The XP method provides for getting the "devil" out of the way sooner
rather than later. Which, in my opinion is ALWAYS a good thing.

The other thing is XP is client/business driven. Which means that on
Fridays before the weekend, the people that write our checks, go home
with a smile on their faces after seeing something that is working and
demonstrable, sooner rather than later. Which, again, in my opinion,
is ALWAYS a good thing.
 
K

kent

Sudsy said:
It's interesting how "everything old is new again", except that it has a
new name and some additional, sometimes questionable, features. XP is not
a panacea. From an article by Martin Fowler (which can be found at
<http://www.martinfowler.com/articles/newMethodology.html> ):

[...]

The first phase of C3 was very successful and went live in early 1997. The
project continued since and ran into difficulties later, which resulted in
the canceling of further development in 1999. (which if nothing else proves
that XP is no guarantee of success.)"

I agree that XP is no guarantee of success. However, I do believe
that XP is more effective than the way many people have been
developing software.
Two other observations:
- One of the "features" of XP is that tests are written at the same time
as the code. Show me a good Java programmer who /doesn't/ include a main
method in every class to permit convenient unit testing! It's just
(un)common sense.

Are those test automated? In addition, TDD is different in that
we switch coding and testing maybe several times in one minute.
This is certainly pretty new to most people.
- The "pair programming" concept is completely alien. I know that I'd go
completely nuts if I wasn't allowed to /touch/ the keyboard while
"programming". After doing this for so many years, there's a flow between
my brain and my fingers on the keyboard. Interrupt that and it's likely
that my productivity will not so much fall as plummet.

Pair programming does allow you to touch the keyboard. If you'd
like to express something to your partner and you find that
doing it by code is the best way, then you're always encouraged
to grab the keyboard and show him.
 
A

Andrea Desole

kjc said:
I'm agreement with Sudy here. Front loading an project with too much
design is a recipe for failure. I have used the XP approach since before
it was called "XP". Besides, as they say "the devil is in the details".
The XP method provides for getting the "devil" out of the way sooner
rather than later. Which, in my opinion is ALWAYS a good thing.

too much design is a recipe for failure, because you waste a lot of time
in details you would deal better with if you wrote the code. Design is
for the overview, not for the lines of code.
On the other side, too little design is also (or can be) a recipe for
failure, because you can work out bigger things faster when you think
about them than when you implement them.
How much you should design and how much you should code, it depends. For
bigger projects you should probably design more, and plan more, because
the time you spend changing a lot of code is a lot of time.

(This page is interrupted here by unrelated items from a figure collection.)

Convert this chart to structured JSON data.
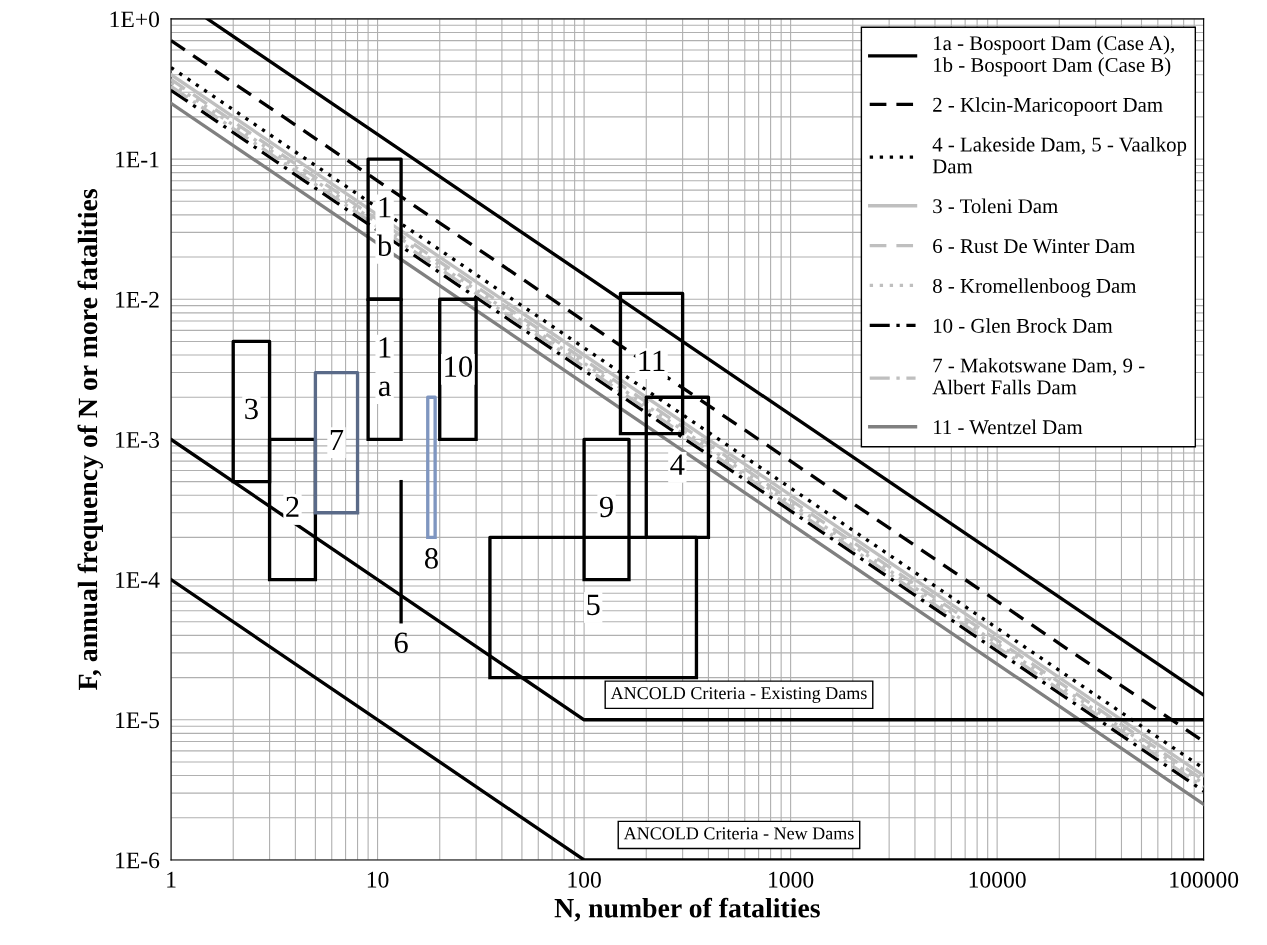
{
  "chart_data": {
    "type": "line",
    "xlabel": "N, number of fatalities",
    "ylabel": "F, annual frequency of N or more fatalities",
    "log": "xy",
    "grid": true,
    "legend": "top right",
    "marker": "none",
    "xlim": [
      1,
      100000
    ],
    "xticks": [
      1,
      10,
      100,
      1000,
      10000,
      100000
    ],
    "ylim": [
      1e-06,
      1
    ],
    "yticks": [
      {
        "value": 1e-06,
        "label": "1E-6"
      },
      {
        "value": 1e-05,
        "label": "1E-5"
      },
      {
        "value": 0.0001,
        "label": "1E-4"
      },
      {
        "value": 0.001,
        "label": "1E-3"
      },
      {
        "value": 0.01,
        "label": "1E-2"
      },
      {
        "value": 0.1,
        "label": "1E-1"
      },
      {
        "value": 1,
        "label": "1E+0"
      }
    ],
    "series": [
      {
        "name": "1a - Bospoort Dam (Case A),\n1b - Bospoort Dam (Case B)",
        "color": "#000000",
        "line_style": "solid",
        "x": [
          1.5,
          100000
        ],
        "values": [
          1,
          1.5e-05
        ]
      },
      {
        "name": "2 - Klcin-Maricopoort Dam",
        "color": "#000000",
        "line_style": "dashed",
        "x": [
          1,
          100000
        ],
        "values": [
          0.7,
          7e-06
        ]
      },
      {
        "name": "4 - Lakeside Dam, 5 - Vaalkop\nDam",
        "color": "#000000",
        "line_style": "dotted",
        "x": [
          1,
          100000
        ],
        "values": [
          0.45,
          4.5e-06
        ]
      },
      {
        "name": "3 - Toleni Dam",
        "color": "#bfbfbf",
        "line_style": "solid",
        "x": [
          1,
          100000
        ],
        "values": [
          0.4,
          4e-06
        ]
      },
      {
        "name": "6 - Rust De Winter Dam",
        "color": "#bfbfbf",
        "line_style": "dashed",
        "x": [
          1,
          100000
        ],
        "values": [
          0.37,
          3.7e-06
        ]
      },
      {
        "name": "8 - Kromellenboog Dam",
        "color": "#bfbfbf",
        "line_style": "dotted",
        "x": [
          1,
          100000
        ],
        "values": [
          0.35,
          3.5e-06
        ]
      },
      {
        "name": "10 - Glen Brock Dam",
        "color": "#000000",
        "line_style": "dashdot",
        "x": [
          1,
          100000
        ],
        "values": [
          0.31,
          3.1e-06
        ]
      },
      {
        "name": "7 - Makotswane Dam, 9 -\nAlbert Falls Dam",
        "color": "#bfbfbf",
        "line_style": "dashdot",
        "x": [
          1,
          100000
        ],
        "values": [
          0.33,
          3.3e-06
        ]
      },
      {
        "name": "11 - Wentzel Dam",
        "color": "#808080",
        "line_style": "solid",
        "x": [
          1,
          100000
        ],
        "values": [
          0.25,
          2.5e-06
        ]
      },
      {
        "color": "#000000",
        "x": [
          1,
          100,
          100000
        ],
        "values": [
          0.001,
          1e-05,
          1e-05
        ]
      },
      {
        "color": "#000000",
        "x": [
          1,
          100,
          100000
        ],
        "values": [
          0.0001,
          1e-06,
          1e-06
        ]
      },
      {
        "color": "#000000",
        "x": [
          2,
          3,
          3,
          2,
          2,
          3
        ],
        "values": [
          0.0005,
          0.0005,
          0.005,
          0.005,
          0.0005,
          0.0005
        ]
      },
      {
        "color": "#000000",
        "x": [
          3,
          5,
          5,
          3,
          3,
          5
        ],
        "values": [
          0.0001,
          0.0001,
          0.001,
          0.001,
          0.0001,
          0.0001
        ]
      },
      {
        "color": "#5a6a88",
        "x": [
          5,
          8,
          8,
          5,
          5,
          8
        ],
        "values": [
          0.0003,
          0.0003,
          0.003,
          0.003,
          0.0003,
          0.0003
        ]
      },
      {
        "color": "#000000",
        "x": [
          9,
          13,
          13,
          9,
          9,
          13
        ],
        "values": [
          0.001,
          0.001,
          0.01,
          0.01,
          0.001,
          0.001
        ]
      },
      {
        "color": "#000000",
        "x": [
          9,
          13,
          13,
          9,
          9,
          13
        ],
        "values": [
          0.01,
          0.01,
          0.1,
          0.1,
          0.01,
          0.01
        ]
      },
      {
        "color": "#000000",
        "x": [
          13,
          13
        ],
        "values": [
          5e-05,
          0.0005
        ]
      },
      {
        "color": "#7f96c0",
        "x": [
          17.5,
          19,
          19,
          17.5,
          17.5,
          19
        ],
        "values": [
          0.0002,
          0.0002,
          0.002,
          0.002,
          0.0002,
          0.0002
        ]
      },
      {
        "color": "#000000",
        "x": [
          20,
          30,
          30,
          20,
          20,
          30
        ],
        "values": [
          0.001,
          0.001,
          0.01,
          0.01,
          0.001,
          0.001
        ]
      },
      {
        "color": "#000000",
        "x": [
          35,
          350,
          350,
          35,
          35,
          350
        ],
        "values": [
          2e-05,
          2e-05,
          0.0002,
          0.0002,
          2e-05,
          2e-05
        ]
      },
      {
        "color": "#000000",
        "x": [
          100,
          165,
          165,
          100,
          100,
          165
        ],
        "values": [
          0.0001,
          0.0001,
          0.001,
          0.001,
          0.0001,
          0.0001
        ]
      },
      {
        "color": "#000000",
        "x": [
          200,
          400,
          400,
          200,
          200,
          400
        ],
        "values": [
          0.0002,
          0.0002,
          0.002,
          0.002,
          0.0002,
          0.0002
        ]
      },
      {
        "color": "#000000",
        "x": [
          150,
          300,
          300,
          150,
          150,
          300
        ],
        "values": [
          0.0011,
          0.0011,
          0.011,
          0.011,
          0.0011,
          0.0011
        ]
      }
    ],
    "annotations": [
      "ANCOLD Criteria - Existing Dams",
      "ANCOLD Criteria - New Dams",
      "3",
      "2",
      "7",
      "1\na",
      "1\nb",
      "6",
      "8",
      "10",
      "5",
      "9",
      "4",
      "11"
    ]
  }
}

This is the
reason why XP is not good for big projects.

The other thing is XP is client/business driven. Which means that on
Fridays before the weekend, the people that write our checks, go home
with a smile on their faces after seeing something that is working and
demonstrable, sooner rather than later. Which, again, in my opinion,
is ALWAYS a good thing.

also true. But it also happens that, to make those people happy, people
do terrible things, like massive copy and paste and hardcoding. Which is
never a good thing

The bottom line is, as Sudsy said, there's no such thing as "one
size fits all"

By the way, shouldn't this be for the software-eng newsgroup?